TEMECULA, Calif. — A Southern California school board has become the latest proxy for culture wars brewing across the country after a conservative bloc voted to formally reject state-endorsed curriculum that would have mentioned gay rights figure Harvey Milk.
On Tuesday, a heated Temecula Valley Unified School District board meeting dissolved into shouts and jeers as parents, teachers and community members confronted one another over a three-paragraph mention of Milk in supplemental materials for students in grades one through five.
At least three people were ejected from the five-hour hearing and escorted outside by law enforcement officers. In the parking lot, stickers in support of the far-right Proud Boys group mysteriously appeared on cars.
The controversy erupted in May when conservative school board members first rejected mention of Milk.
Gov. Gavin Newsom, a Democrat, responded weeks later, saying the state will buy the learning materials that include a short biography of the San Francisco civic leader.
“Cancel culture has gone too far in Temecula: radicalized zealots on the school board rejected a textbook used by hundreds of thousands of students and now children will begin the school year without the tools they need to learn,” Newsom said in a recent statement.
The Temecula school board president, Joseph Komrosky, who has called Milk a “pedophile,” said he has instructed the district to reject any materials shipped from the state.
California law requires that public school districts have enough textbooks for each student and that social studies curricula provide information on the roles that Americans from diverse backgrounds have had in shaping history.
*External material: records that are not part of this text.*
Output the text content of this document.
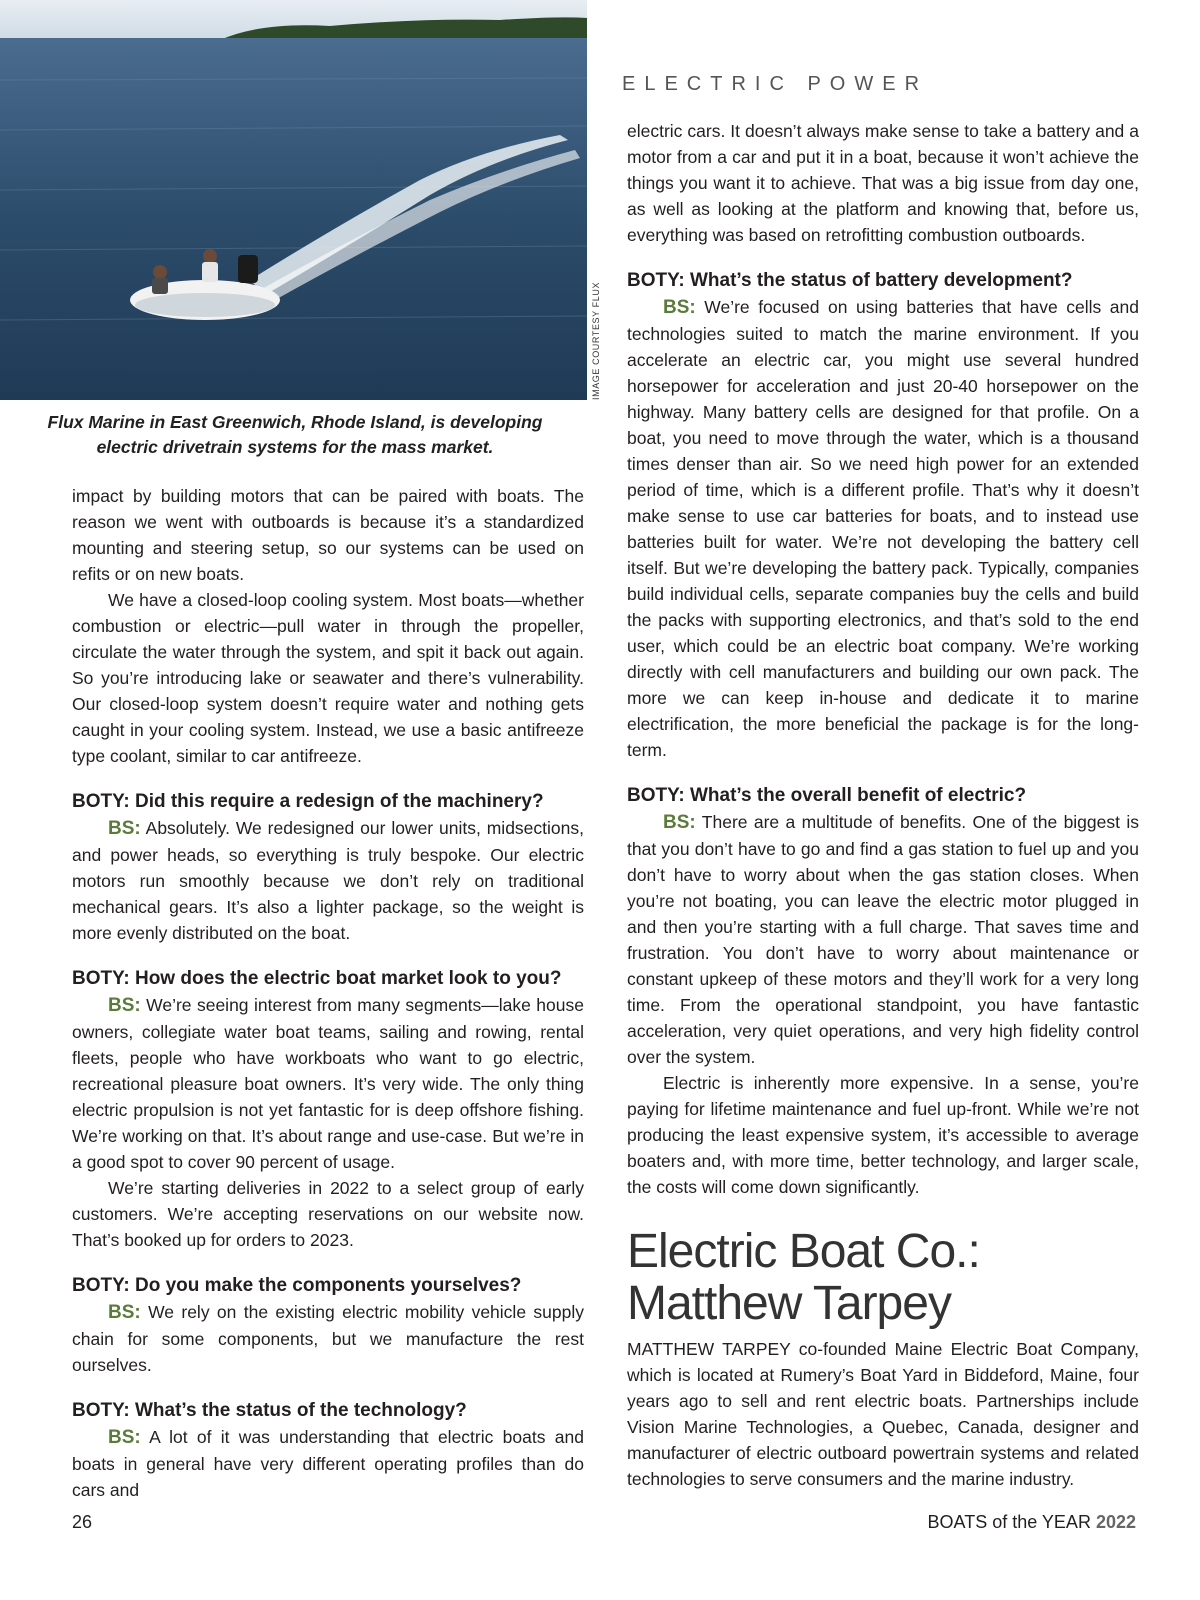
IMAGE COURTESY FLUX
Flux Marine in East Greenwich, Rhode Island, is developing electric drivetrain systems for the mass market.
ELECTRIC POWER

impact by building motors that can be paired with boats. The reason we went with outboards is because it’s a standardized mounting and steering setup, so our systems can be used on refits or on new boats.

We have a closed-loop cooling system. Most boats—whether combustion or electric—pull water in through the propeller, circulate the water through the system, and spit it back out again. So you’re introducing lake or seawater and there’s vulnerability. Our closed-loop system doesn’t require water and nothing gets caught in your cooling system. Instead, we use a basic antifreeze type coolant, similar to car antifreeze.

BOTY: Did this require a redesign of the machinery?

BS: Absolutely. We redesigned our lower units, midsections, and power heads, so everything is truly bespoke. Our electric motors run smoothly because we don’t rely on traditional mechanical gears. It’s also a lighter package, so the weight is more evenly distributed on the boat.

BOTY: How does the electric boat market look to you?

BS: We’re seeing interest from many segments—lake house owners, collegiate water boat teams, sailing and rowing, rental fleets, people who have workboats who want to go electric, recreational pleasure boat owners. It’s very wide. The only thing electric propulsion is not yet fantastic for is deep offshore fishing. We’re working on that. It’s about range and use-case. But we’re in a good spot to cover 90 percent of usage.

We’re starting deliveries in 2022 to a select group of early customers. We’re accepting reservations on our website now. That’s booked up for orders to 2023.

BOTY: Do you make the components yourselves?

BS: We rely on the existing electric mobility vehicle supply chain for some components, but we manufacture the rest ourselves.

BOTY: What’s the status of the technology?

BS: A lot of it was understanding that electric boats and boats in general have very different operating profiles than do cars and

electric cars. It doesn’t always make sense to take a battery and a motor from a car and put it in a boat, because it won’t achieve the things you want it to achieve. That was a big issue from day one, as well as looking at the platform and knowing that, before us, everything was based on retrofitting combustion outboards.

BOTY: What’s the status of battery development?

BS: We’re focused on using batteries that have cells and technologies suited to match the marine environment. If you accelerate an electric car, you might use several hundred horsepower for acceleration and just 20-40 horsepower on the highway. Many battery cells are designed for that profile. On a boat, you need to move through the water, which is a thousand times denser than air. So we need high power for an extended period of time, which is a different profile. That’s why it doesn’t make sense to use car batteries for boats, and to instead use batteries built for water. We’re not developing the battery cell itself. But we’re developing the battery pack. Typically, companies build individual cells, separate companies buy the cells and build the packs with supporting electronics, and that’s sold to the end user, which could be an electric boat company. We’re working directly with cell manufacturers and building our own pack. The more we can keep in-house and dedicate it to marine electrification, the more beneficial the package is for the long-term.

BOTY: What’s the overall benefit of electric?

BS: There are a multitude of benefits. One of the biggest is that you don’t have to go and find a gas station to fuel up and you don’t have to worry about when the gas station closes. When you’re not boating, you can leave the electric motor plugged in and then you’re starting with a full charge. That saves time and frustration. You don’t have to worry about maintenance or constant upkeep of these motors and they’ll work for a very long time. From the operational standpoint, you have fantastic acceleration, very quiet operations, and very high fidelity control over the system.

Electric is inherently more expensive. In a sense, you’re paying for lifetime maintenance and fuel up-front. While we’re not producing the least expensive system, it’s accessible to average boaters and, with more time, better technology, and larger scale, the costs will come down significantly.

Electric Boat Co.:
Matthew Tarpey

MATTHEW TARPEY co-founded Maine Electric Boat Company, which is located at Rumery’s Boat Yard in Biddeford, Maine, four years ago to sell and rent electric boats. Partnerships include Vision Marine Technologies, a Quebec, Canada, designer and manufacturer of electric outboard powertrain systems and related technologies to serve consumers and the marine industry.

26	BOATS of the YEAR 2022
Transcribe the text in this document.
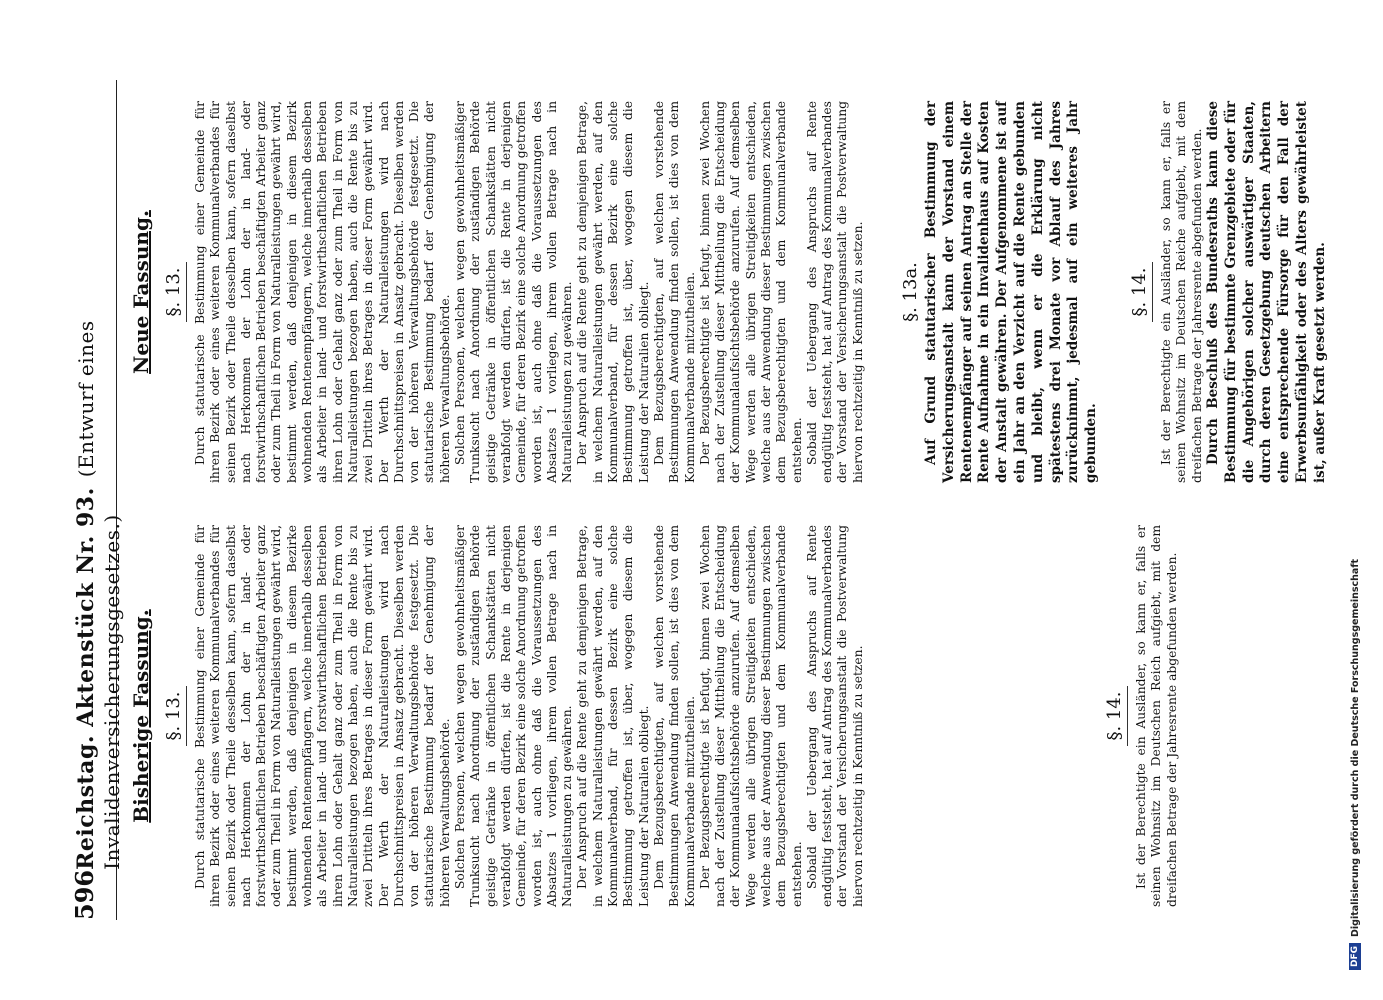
596
Reichstag. Aktenstück Nr. 93.(Entwurf eines Invalidenversicherungsgesetzes.) Bisherige Fassung. §. 13. Durch statutarische Bestimmung einer Gemeinde für ihren Bezirk oder eines weiteren Kommunalverbandes für seinen Bezirk oder Theile desselben kann, sofern daselbst nach Herkommen der Lohn der in land- oder forstwirthschaftlichen Betrieben beschäftigten Arbeiter ganz oder zum Theil in Form von Naturalleistungen gewährt wird, bestimmt werden, daß denjenigen in diesem Bezirke wohnenden Rentenempfängern, welche innerhalb desselben als Arbeiter in land- und forstwirthschaftlichen Betrieben ihren Lohn oder Gehalt ganz oder zum Theil in Form von Naturalleistungen bezogen haben, auch die Rente bis zu zwei Dritteln ihres Betrages in dieser Form gewährt wird. Der Werth der Naturalleistungen wird nach Durchschnittspreisen in Ansatz gebracht. Dieselben werden von der höheren Verwaltungsbehörde festgesetzt. Die statutarische Bestimmung bedarf der Genehmigung der höheren Verwaltungsbehörde. Solchen Personen, welchen wegen gewohnheitsmäßiger Trunksucht nach Anordnung der zuständigen Behörde geistige Getränke in öffentlichen Schankstätten nicht verabfolgt werden dürfen, ist die Rente in derjenigen Gemeinde, für deren Bezirk eine solche Anordnung getroffen worden ist, auch ohne daß die Voraussetzungen des Absatzes 1 vorliegen, ihrem vollen Betrage nach in Naturalleistungen zu gewähren. Der Anspruch auf die Rente geht zu demjenigen Betrage, in welchem Naturalleistungen gewährt werden, auf den Kommunalverband, für dessen Bezirk eine solche Bestimmung getroffen ist, über, wogegen diesem die Leistung der Naturalien obliegt. Dem Bezugsberechtigten, auf welchen vorstehende Bestimmungen Anwendung finden sollen, ist dies von dem Kommunalverbande mitzutheilen. Der Bezugsberechtigte ist befugt, binnen zwei Wochen nach der Zustellung dieser Mittheilung die Entscheidung der Kommunalaufsichtsbehörde anzurufen. Auf demselben Wege werden alle übrigen Streitigkeiten entschieden, welche aus der Anwendung dieser Bestimmungen zwischen dem Bezugsberechtigten und dem Kommunalverbande entstehen. Sobald der Uebergang des Anspruchs auf Rente endgültig feststeht, hat auf Antrag des Kommunalverbandes der Vorstand der Versicherungsanstalt die Postverwaltung hiervon rechtzeitig in Kenntniß zu setzen.	§. 14. Ist der Berechtigte ein Ausländer, so kann er, falls er seinen Wohnsitz im Deutschen Reich aufgiebt, mit dem dreifachen Betrage der Jahresrente abgefunden werden.

Neue Fassung. §. 13. Durch statutarische Bestimmung einer Gemeinde für ihren Bezirk oder eines weiteren Kommunalverbandes für seinen Bezirk oder Theile desselben kann, sofern daselbst nach Herkommen der Lohn der in land- oder forstwirthschaftlichen Betrieben beschäftigten Arbeiter ganz oder zum Theil in Form von Naturalleistungen gewährt wird, bestimmt werden, daß denjenigen in diesem Bezirk wohnenden Rentenempfängern, welche innerhalb desselben als Arbeiter in land- und forstwirthschaftlichen Betrieben ihren Lohn oder Gehalt ganz oder zum Theil in Form von Naturalleistungen bezogen haben, auch die Rente bis zu zwei Dritteln ihres Betrages in dieser Form gewährt wird. Der Werth der Naturalleistungen wird nach Durchschnittspreisen in Ansatz gebracht. Dieselben werden von der höheren Verwaltungsbehörde festgesetzt. Die statutarische Bestimmung bedarf der Genehmigung der höheren Verwaltungsbehörde. Solchen Personen, welchen wegen gewohnheitsmäßiger Trunksucht nach Anordnung der zuständigen Behörde geistige Getränke in öffentlichen Schankstätten nicht verabfolgt werden dürfen, ist die Rente in derjenigen Gemeinde, für deren Bezirk eine solche Anordnung getroffen worden ist, auch ohne daß die Voraussetzungen des Absatzes 1 vorliegen, ihrem vollen Betrage nach in Naturalleistungen zu gewähren. Der Anspruch auf die Rente geht zu demjenigen Betrage, in welchem Naturalleistungen gewährt werden, auf den Kommunalverband, für dessen Bezirk eine solche Bestimmung getroffen ist, über, wogegen diesem die Leistung der Naturalien obliegt. Dem Bezugsberechtigten, auf welchen vorstehende Bestimmungen Anwendung finden sollen, ist dies von dem Kommunalverbande mitzutheilen. Der Bezugsberechtigte ist befugt, binnen zwei Wochen nach der Zustellung dieser Mittheilung die Entscheidung der Kommunalaufsichtsbehörde anzurufen. Auf demselben Wege werden alle übrigen Streitigkeiten entschieden, welche aus der Anwendung dieser Bestimmungen zwischen dem Bezugsberechtigten und dem Kommunalverbande entstehen. Sobald der Uebergang des Anspruchs auf Rente endgültig feststeht, hat auf Antrag des Kommunalverbandes der Vorstand der Versicherungsanstalt die Postverwaltung hiervon rechtzeitig in Kenntniß zu setzen. §. 13a. Auf Grund statutarischer Bestimmung der Versicherungsanstalt kann der Vorstand einem Rentenempfänger auf seinen Antrag an Stelle der Rente Aufnahme in ein Invalidenhaus auf Kosten der Anstalt gewähren. Der Aufgenommene ist auf ein Jahr an den Verzicht auf die Rente gebunden und bleibt, wenn er die Erklärung nicht spätestens drei Monate vor Ablauf des Jahres zurücknimmt, jedesmal auf ein weiteres Jahr gebunden.

§. 14. Ist der Berechtigte ein Ausländer, so kann er, falls er seinen Wohnsitz im Deutschen Reiche aufgiebt, mit dem dreifachen Betrage der Jahresrente abgefunden werden. Durch Beschluß des Bundesraths kann diese Bestimmung für bestimmte Grenzgebiete oder für die Angehörigen solcher auswärtiger Staaten, durch deren Gesetzgebung deutschen Arbeitern eine entsprechende Fürsorge für den Fall der Erwerbsunfähigkeit oder des Alters gewährleistet ist, außer Kraft gesetzt werden.

DFG
Digitalisierung gefördert durch die Deutsche Forschungsgemeinschaft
The school board has not approved replacement learning materials after rejecting state-endorsed curricula.
Turning school boards into surrogates for broader culture war battles is part of a familiar playbook deployed by conservative groups, which have focused on filling school boards with ideologically aligned members and clocked dozens of wins last fall.
In June, tempers flared outside a Glendale Unified School District board meeting in nearby Los Angeles County as members met to approve a measure recognizing Pride Month, something it has done for years.
Now, local conservatives see an opportunity to win more seats in places like Temecula and surrounding communities.
“California and the nation are watching this school board,” Tracy Henderson, founder of the conservative California Parents Union, told the Temecula school board Tuesday. “You need to stand your ground.”
But several parents and teachers are pushing for a recall of three school board members who have led the crusade against state-endorsed curriculum just six months after they took office.
“The social conversation that’s going on right now is just noise,” said Skylar Tempel, a Temecula resident and organizer of the recall effort. “This is turning our nonpartisan school board into a partisan platform.”
Tempel, a lifelong Temecula resident who attended the school district in his youth, said issue is drawing unwanted attention to the otherwise quiet community. He seeks a return to the California model of conservatism popular decades ago, which preached fiscal responsibility but steered clear of social issues.
Board member Steven Schwartz, a retired educator with more than 40 years teaching experience, said he has never seen anything like the ruckus that has overtaken meetings in recent months.
“I really don’t want to get to the point where someone comes in and says Lincoln wasn’t a good guy because slavery wasn’t ended soon enough,” he said. “History is history.”
Like many in the U.S., Temecula residents waded into culture wars during the pandemic after California officials implemented mask and vaccine mandates. Suddenly, mundane school board meetings became showdowns over whether students and parents should be forced to follow state health guidelines.
Groups like the conservative Inland Empire Family PAC, which has ties to a local evangelical church, emerged and backed conservative school board members across the region, including in Temecula Valley. All three conservative candidates endorsed by the political action committee were elected to the Temecula school board and soon the three members banned the teaching of critical race theory and ousted the superintendent.
Now, those same board members have rejected supplemental materials for elementary school students that mention Milk.
Proponents of the ban say Milk was a sexual predator, referring to a disputed claim that the gay rights icon had an inappropriate relationship with a minor. Opponents say changing the curriculum four weeks before school is scheduled to start would unnecessarily throw teachers’ lesson plans into turmoil.
The state attorney general has ordered the school district to provide information regarding its decision-making related to its rejection of the social studies curriculum for grades one through five.
Gia Rueda, a Temecula resident with two high-school aged children in the school district, called the three conservative members of the school board “chaos gods” who are bringing unnecessary attention to the community.
“The curriculum has already been vetted, piloted and approved by an overwhelming majority of actual TVUSD parents and teachers, so stop wasting money playing chaotic political games and stoking the fires of culture wars,” she said. “This never should have been an issue.”
But Tim Thompson, founder of the Inland Empire Family Pac and evangelical pastor at 412 Church Temecula Valley, which hosted U.S. Rep. Majorie Taylor Greene in 2021, said Milk “is not someone who should be celebrated.”
In Sacramento, Newsom and state education chief Tony Thurmond are supporting a bill that targets school districts that refuse to adopt state-endorsed curriculum. The bill would fine districts for failing to provide textbooks that align with state rules, including learning materials that teach “inclusive and diverse perspectives.”